Many uses of such ribbon cables require the ribbon cable to make turns, sometimes in different planes. These turns tend to bend the ribbon cable, sometimes at sharp angles such as 90 or 180 degrees, such as folding the ribbon cable over onto itself to reverse direction. Such sharp angle bends sometimes damage or distort the ribbon cable, leading to problems with conductivity in the cable, sometimes providing intermittent conductivity, where sometimes a signal on a given conductor within the cable will fail and other times the signal on the same conductor will pass through properly.
Such failure in the conductor causes problems in a computer in that the signal indicates some data that is not moved from one component (a floppy disk drive, for example) to the next (the processor on the mother board, for example). This corruption of data is unacceptable in a personal computer, because the data is lost and because intermittent problems are difficult to locate and remove.

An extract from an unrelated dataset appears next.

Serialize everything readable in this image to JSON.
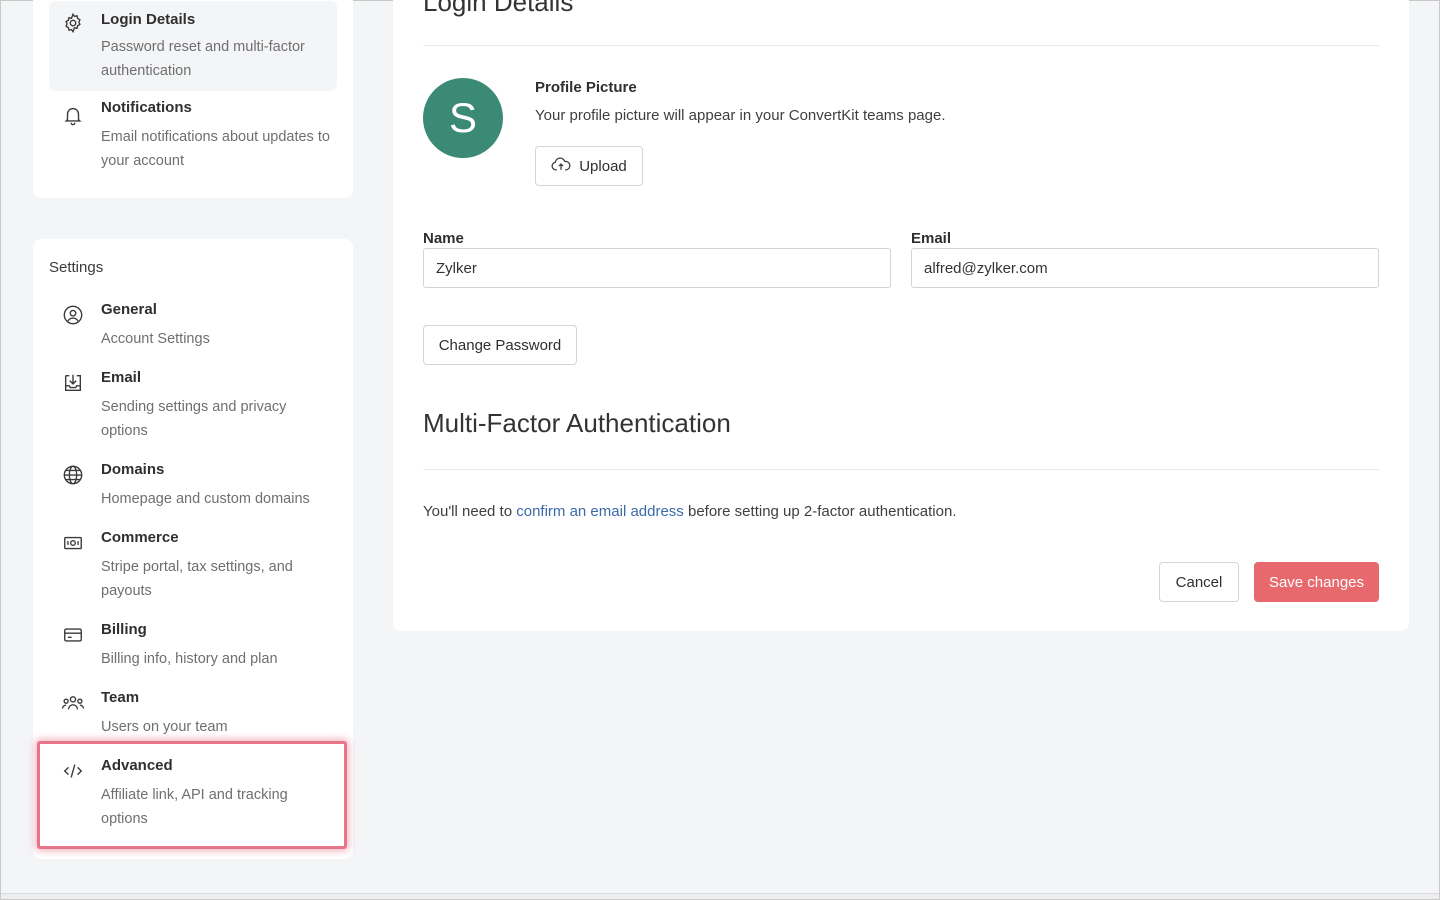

For example, if the data from the floppy disk drive is not received at the processor, or is only sometimes received, is it the floppy disk drive that has failed, the processor, the mother board or the ribbon cable?
Applicants have recognized that as frequencies have increased data errors have increased. By rounding the bends in ribbon cables the number of errors is reduced. Applicants provide a rounded surface that locks the cable to provide compact and easily formed ribbon cable bends that do not breakdown easily into an unmanageable tangle.
Accordingly, the prior art ribbon assemblies have undesirable shortcomings and limitations.